Energy/temperature: The final (5th) day I remember wearing an extra layer of clothes (it’s also been a cold late fall in Kansas City) and took the dog on an abbreviated walk because I was cold and didn’t have the energy to do our typical 3 mile route.
I was hungry.
Day 6 “Refeeding” Day: They tell you to start by drinking liquids (brothy soups, juices, etc.), so I had some apples that I blended in with some water and strained (too lazy to go to the grocery store, ok?!), and that honestly went really well. I tried some sweet potato and venison chili that Rob had made a couple days before for lunch, and had a teeny bit of gurgling in my stomach, which was likely just waking up after the several days. That evening I ate at my parent’s house (the night before Thanksgiving) and had some scallops and steamed broccoli (and maybe a glass of wine – hello right to my head).
This day went extremely smoothly, and I was pleasantly surprised that my body adapted back to food so smoothly. I think one key is taking the morning slowly and not eating any large amounts of foods or anything out of your typical norm of eating.
Thanksgiving: We didn’t have a normal thanksgiving meal on this day, but we did eat well. I felt just fine, and transitioned fully back to eating. As a general rule, I avoid (with my mom, brother and Rob) gluten, so that wasn’t hard because that’s built into our family.

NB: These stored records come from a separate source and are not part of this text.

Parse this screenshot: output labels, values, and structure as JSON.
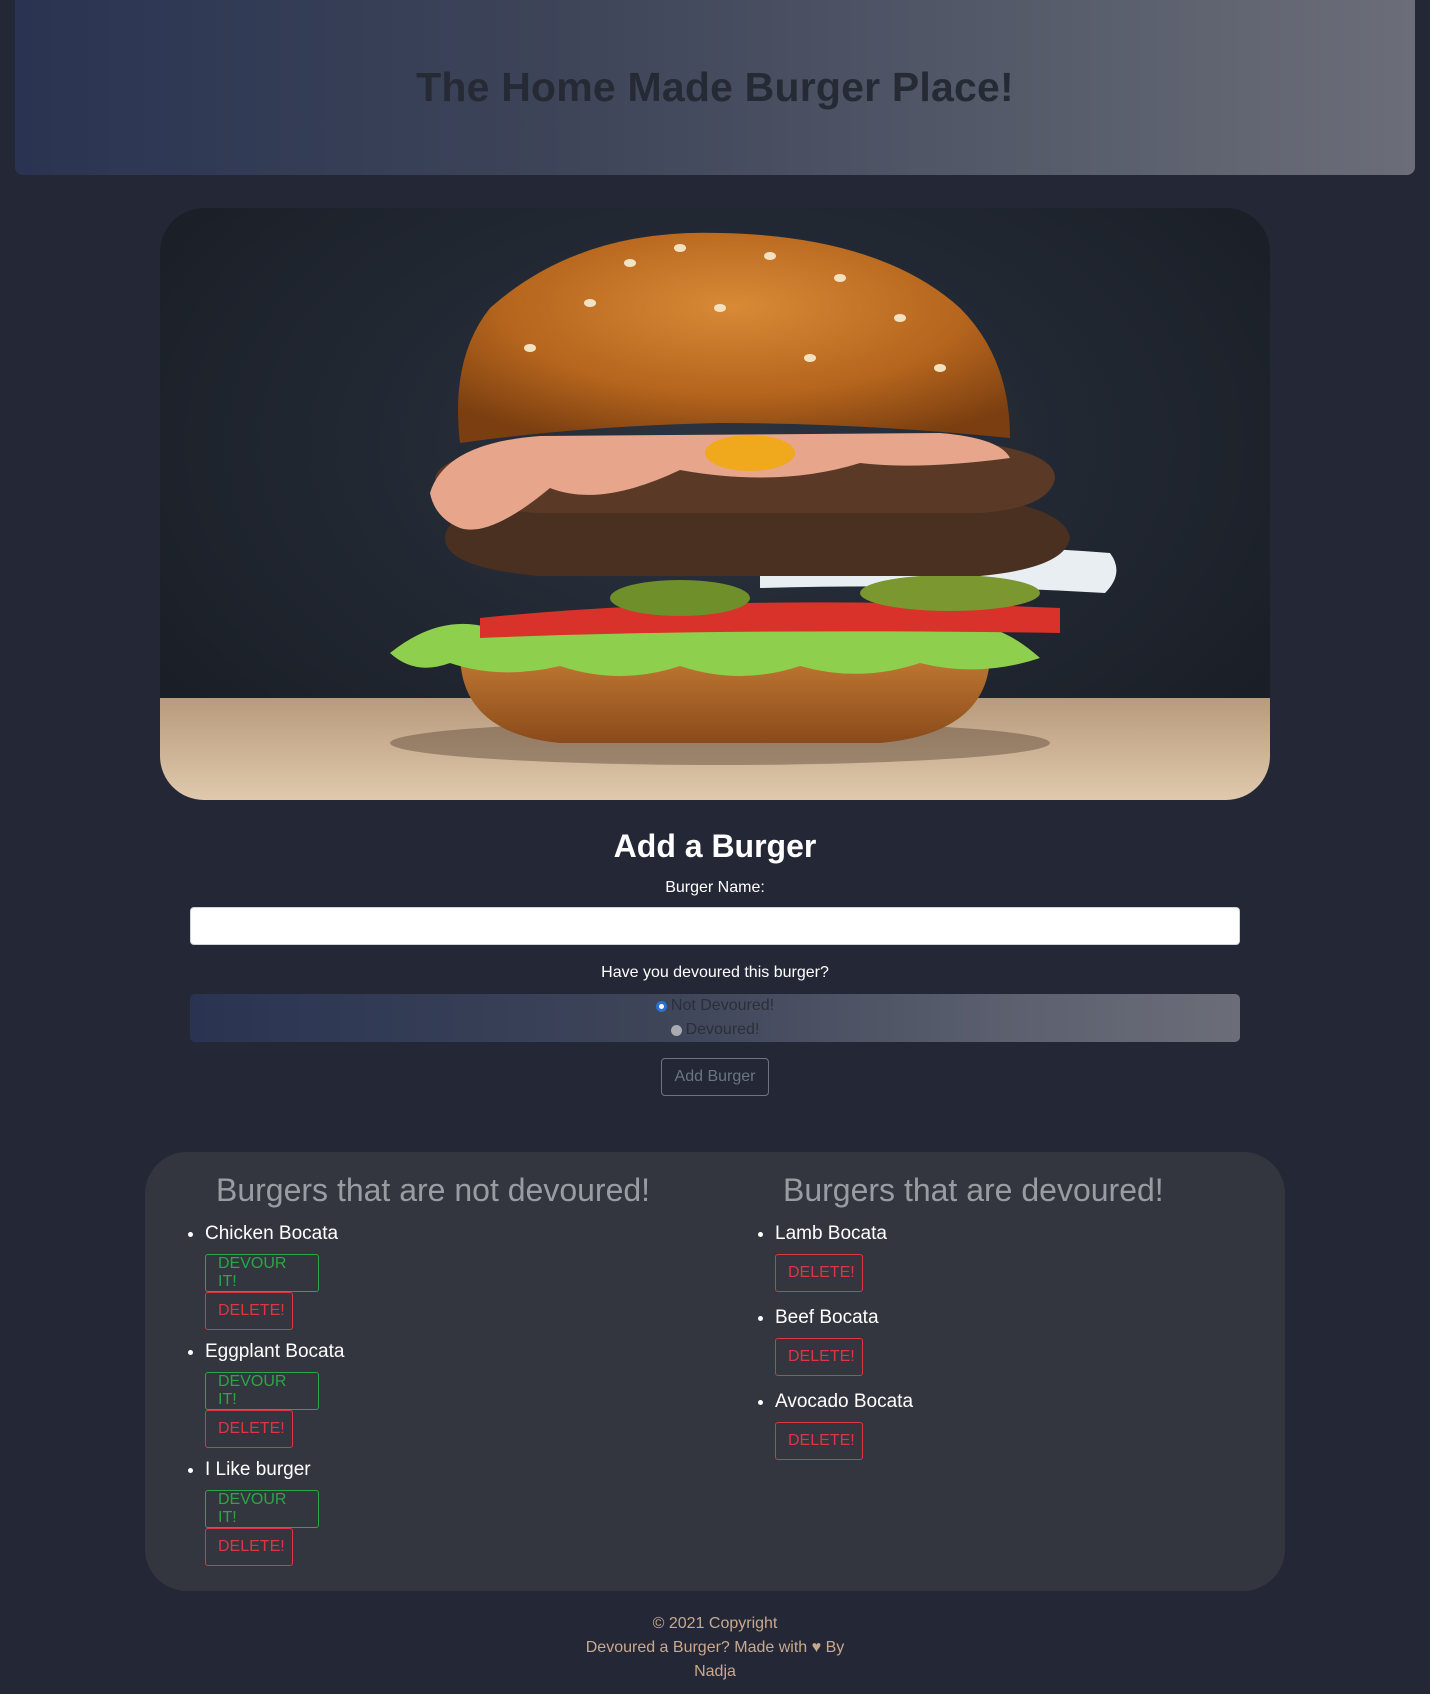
{
  "header": {
    "title": "The Home Made Burger Place!"
  },
  "hero": {
    "image": "burger-photo"
  },
  "form": {
    "title": "Add a Burger",
    "name_label": "Burger Name:",
    "name_value": "",
    "question": "Have you devoured this burger?",
    "options": [
      "Not Devoured!",
      "Devoured!"
    ],
    "selected": "Not Devoured!",
    "submit_label": "Add Burger"
  },
  "not_devoured": {
    "heading": "Burgers that are not devoured!",
    "items": [
      {
        "name": "Chicken Bocata",
        "devour_label": "DEVOUR IT!",
        "delete_label": "DELETE!"
      },
      {
        "name": "Eggplant Bocata",
        "devour_label": "DEVOUR IT!",
        "delete_label": "DELETE!"
      },
      {
        "name": "I Like burger",
        "devour_label": "DEVOUR IT!",
        "delete_label": "DELETE!"
      }
    ]
  },
  "devoured": {
    "heading": "Burgers that are devoured!",
    "items": [
      {
        "name": "Lamb Bocata",
        "delete_label": "DELETE!"
      },
      {
        "name": "Beef Bocata",
        "delete_label": "DELETE!"
      },
      {
        "name": "Avocado Bocata",
        "delete_label": "DELETE!"
      }
    ]
  },
  "footer": {
    "copyright": "© 2021 Copyright",
    "made_with_prefix": "Devoured a Burger? Made with",
    "heart_icon": "heart-icon",
    "made_with_suffix": "By",
    "author": "Nadja"
  },
  "colors": {
    "background": "#242836",
    "success": "#28a745",
    "danger": "#dc3545",
    "footer_text": "#c9a98e"
  }
}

Overall Reflections: To be honest, I would probably do it again. It’s 5 days, it’s laid out for me exactly what I had to eat and offers clear instructions. My only hesitation and caution I would give is to make sure you are mentally/emotionally fit for taking on something like this. It can easily trigger obsessive thoughts about food, disordered eating and could feed into further yo-yo dieting, if that’s something you’ve historically done.
The evidence for fasting is fascinating. I love the idea that it turns on anti-aging genes and allows our body to “clean itself up.” I also love the idea that throughout history, many cultures and religions have fasting built into their lives. Ancient wisdom is fascinating.